Uno soltanto. Lo avevamo sottolineato già lo scorso anno, proprio su questa rivista: il Festival di Cannes, che si è concluso qualche giorno fa con l’assegnazione della Palma d’oro a “Yek tasādof-e sāde” dell’iraniano Jafar Panahi, non ama l’ambiente. Nel 2024 infatti in programma c’era solo un cortometraggio, “Across the water”, che toccava questo tema.
E nel 2025 si è andati poco oltre grazie alla presenza, stavolta in concorso, di “Alpha”: un lungometraggio diretto dalla francese Julia Ducournau, che ricordiamo per la Palma d’oro nel 2021 con il controverso psico-horror “Titane”.

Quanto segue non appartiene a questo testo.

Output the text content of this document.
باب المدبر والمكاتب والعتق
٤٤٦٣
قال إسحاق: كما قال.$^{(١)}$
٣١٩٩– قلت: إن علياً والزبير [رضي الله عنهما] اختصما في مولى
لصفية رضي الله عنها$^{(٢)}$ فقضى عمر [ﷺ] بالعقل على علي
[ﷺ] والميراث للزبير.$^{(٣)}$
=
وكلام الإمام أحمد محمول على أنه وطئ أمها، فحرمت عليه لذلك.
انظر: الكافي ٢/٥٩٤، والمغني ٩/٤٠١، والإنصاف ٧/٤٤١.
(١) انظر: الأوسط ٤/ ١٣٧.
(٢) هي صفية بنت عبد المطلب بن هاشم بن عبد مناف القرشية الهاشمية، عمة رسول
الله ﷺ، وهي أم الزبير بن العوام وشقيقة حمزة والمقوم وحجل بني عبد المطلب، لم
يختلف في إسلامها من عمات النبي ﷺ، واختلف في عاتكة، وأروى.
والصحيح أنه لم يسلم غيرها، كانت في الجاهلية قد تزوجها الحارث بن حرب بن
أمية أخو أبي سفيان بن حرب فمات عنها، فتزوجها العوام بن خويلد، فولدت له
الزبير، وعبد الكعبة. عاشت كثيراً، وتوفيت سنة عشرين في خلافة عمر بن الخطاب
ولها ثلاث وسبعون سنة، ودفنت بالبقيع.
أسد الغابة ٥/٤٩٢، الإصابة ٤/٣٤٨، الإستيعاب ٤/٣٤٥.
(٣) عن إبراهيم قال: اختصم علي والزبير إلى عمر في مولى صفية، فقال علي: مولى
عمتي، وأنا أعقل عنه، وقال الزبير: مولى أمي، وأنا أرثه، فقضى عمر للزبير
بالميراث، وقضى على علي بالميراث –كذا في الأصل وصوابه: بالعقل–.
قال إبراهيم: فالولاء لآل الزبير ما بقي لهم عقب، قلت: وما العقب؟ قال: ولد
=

Alpha, tra distopia e speranza

Foto: Alpha, di Julia Ducournau
Vale la pena perciò di raccontarla, questa nuova opera della Ducournau che possiede quantomeno il merito di aver tenuto alto il vessillo della questione planetaria in una kermesse che ha visto emergere tutti i grandi temi (le guerre, le dittature, le discriminazioni e le violenze tout court) della nostra epoca. Alpha, infatti, oltre che il titolo del film, è il nome della protagonista: una tredicenne che si batte per restare umana in un mondo minacciato da una misteriosa epidemia che trasforma le persone in blocchi di marmo. Queste, sgretolandosi, formano una polvere che soffoca le campagne e le città, un po’ come succede nel bellissimo Interstellar di Christopher Nolan. E sarà proprio la bambina, simbolo di una generazione che vuole restare in vita nonostante le minacce epocali che ci assediano, a farci guardare oltre l’incubo di un collasso definito del Pianeta.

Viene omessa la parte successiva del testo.